Search code examples
pythonpytorchreinforcement-learning

What is the purpose of [np.arange(0, self.batch_size), action] after the neural network?


I followed a PyTorch tutorial to learn reinforcement learning(TRAIN A MARIO-PLAYING RL AGENT) but I am confused about the following code:

current_Q = self.net(state, model="online")[np.arange(0, self.batch_size), action] # Q_online(s,a)

What's the purpose of [np.arange(0, self.batch_size), action] after the neural network?(I know that TD_estimate takes in state and action, just confused about this on the programming side) What is this usage(put a list after self.net)?

More related code referenced from the tutorial:

class MarioNet(nn.Module):

def __init__(self, input_dim, output_dim):
    super().__init__()
    c, h, w = input_dim

    if h != 84:
        raise ValueError(f"Expecting input height: 84, got: {h}")
    if w != 84:
        raise ValueError(f"Expecting input width: 84, got: {w}")

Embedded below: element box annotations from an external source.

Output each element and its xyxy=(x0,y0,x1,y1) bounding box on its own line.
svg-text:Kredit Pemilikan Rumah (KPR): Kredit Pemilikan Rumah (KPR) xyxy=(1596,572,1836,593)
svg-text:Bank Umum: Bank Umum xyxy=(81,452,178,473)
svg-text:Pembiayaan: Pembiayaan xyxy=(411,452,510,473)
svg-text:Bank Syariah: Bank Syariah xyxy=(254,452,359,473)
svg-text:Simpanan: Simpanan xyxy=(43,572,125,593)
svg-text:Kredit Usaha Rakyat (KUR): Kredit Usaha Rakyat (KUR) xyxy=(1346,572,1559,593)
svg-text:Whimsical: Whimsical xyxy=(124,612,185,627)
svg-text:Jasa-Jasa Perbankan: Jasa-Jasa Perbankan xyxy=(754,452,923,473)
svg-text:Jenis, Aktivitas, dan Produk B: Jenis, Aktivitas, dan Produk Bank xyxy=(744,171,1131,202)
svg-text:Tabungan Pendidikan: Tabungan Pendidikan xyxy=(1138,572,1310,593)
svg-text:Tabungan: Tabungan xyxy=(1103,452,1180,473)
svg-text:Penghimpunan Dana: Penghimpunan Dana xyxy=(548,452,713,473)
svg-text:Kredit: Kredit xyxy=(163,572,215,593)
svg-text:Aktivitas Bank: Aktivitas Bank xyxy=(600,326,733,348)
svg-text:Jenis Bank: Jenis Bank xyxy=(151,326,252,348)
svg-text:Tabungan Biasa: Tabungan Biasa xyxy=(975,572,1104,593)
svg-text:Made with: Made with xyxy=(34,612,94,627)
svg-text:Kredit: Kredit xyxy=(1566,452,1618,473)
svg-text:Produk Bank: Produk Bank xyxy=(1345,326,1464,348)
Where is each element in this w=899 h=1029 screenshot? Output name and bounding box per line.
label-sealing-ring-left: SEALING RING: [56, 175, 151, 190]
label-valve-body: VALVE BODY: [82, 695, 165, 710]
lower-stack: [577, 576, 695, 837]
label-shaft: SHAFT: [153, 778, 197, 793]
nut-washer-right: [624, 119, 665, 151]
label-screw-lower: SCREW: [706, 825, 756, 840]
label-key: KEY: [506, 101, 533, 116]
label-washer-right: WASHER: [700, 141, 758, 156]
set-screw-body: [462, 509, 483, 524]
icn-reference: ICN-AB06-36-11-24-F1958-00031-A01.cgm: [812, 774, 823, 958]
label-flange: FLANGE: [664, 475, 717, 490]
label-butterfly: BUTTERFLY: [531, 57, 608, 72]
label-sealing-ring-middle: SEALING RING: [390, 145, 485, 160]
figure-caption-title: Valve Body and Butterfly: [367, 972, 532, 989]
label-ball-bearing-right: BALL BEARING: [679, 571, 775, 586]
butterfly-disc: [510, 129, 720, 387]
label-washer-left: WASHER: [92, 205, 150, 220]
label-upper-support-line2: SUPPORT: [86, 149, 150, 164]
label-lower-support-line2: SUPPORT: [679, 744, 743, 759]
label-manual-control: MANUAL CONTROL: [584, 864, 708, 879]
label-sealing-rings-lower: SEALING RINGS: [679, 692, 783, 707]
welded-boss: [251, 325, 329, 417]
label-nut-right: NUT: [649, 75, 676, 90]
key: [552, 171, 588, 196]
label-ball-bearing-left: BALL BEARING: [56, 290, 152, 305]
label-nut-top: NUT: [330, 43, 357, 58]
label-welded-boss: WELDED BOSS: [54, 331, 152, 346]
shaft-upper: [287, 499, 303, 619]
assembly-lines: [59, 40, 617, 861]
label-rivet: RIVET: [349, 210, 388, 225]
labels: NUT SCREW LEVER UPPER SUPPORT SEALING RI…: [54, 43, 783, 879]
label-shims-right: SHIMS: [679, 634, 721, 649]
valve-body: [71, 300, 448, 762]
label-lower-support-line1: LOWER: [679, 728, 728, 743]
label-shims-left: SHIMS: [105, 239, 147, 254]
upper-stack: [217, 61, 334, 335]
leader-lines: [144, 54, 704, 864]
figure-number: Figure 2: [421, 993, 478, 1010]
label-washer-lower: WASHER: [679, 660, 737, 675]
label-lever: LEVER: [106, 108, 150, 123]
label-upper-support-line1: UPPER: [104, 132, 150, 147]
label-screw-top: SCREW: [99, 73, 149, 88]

    self.online = nn.Sequential(
        nn.Conv2d(in_channels=c, out_channels=32, kernel_size=8, stride=4),
        nn.ReLU(),
        nn.Conv2d(in_channels=32, out_channels=64, kernel_size=4, stride=2),
        nn.ReLU(),
        nn.Conv2d(in_channels=64, out_channels=64, kernel_size=3, stride=1),
        nn.ReLU(),
        nn.Flatten(),
        nn.Linear(3136, 512),
        nn.ReLU(),
        nn.Linear(512, output_dim),
    )

    self.target = copy.deepcopy(self.online)

    # Q_target parameters are frozen.
    for p in self.target.parameters():
        p.requires_grad = False

def forward(self, input, model):
    if model == "online":
        return self.online(input)
    elif model == "target":
        return self.target(input)

self.net:

self.net = MarioNet(self.state_dim, self.action_dim).float()

Thanks for any help!


Solution

  • Essentially, what happens here is that the output of the net is being sliced to get the desired part of the Q table.

    The (somewhat confusing) index of [np.arange(0, self.batch_size), action] indexes each axis. So, for axis with index 1, we pick the item indicated by action. For index 0, we pick all items between 0 and self.batch_size.

    If self.batch_size is the same as the length of dimension 0 of this array, then this slice can be simplified to [:, action] which is probably more familiar to most users.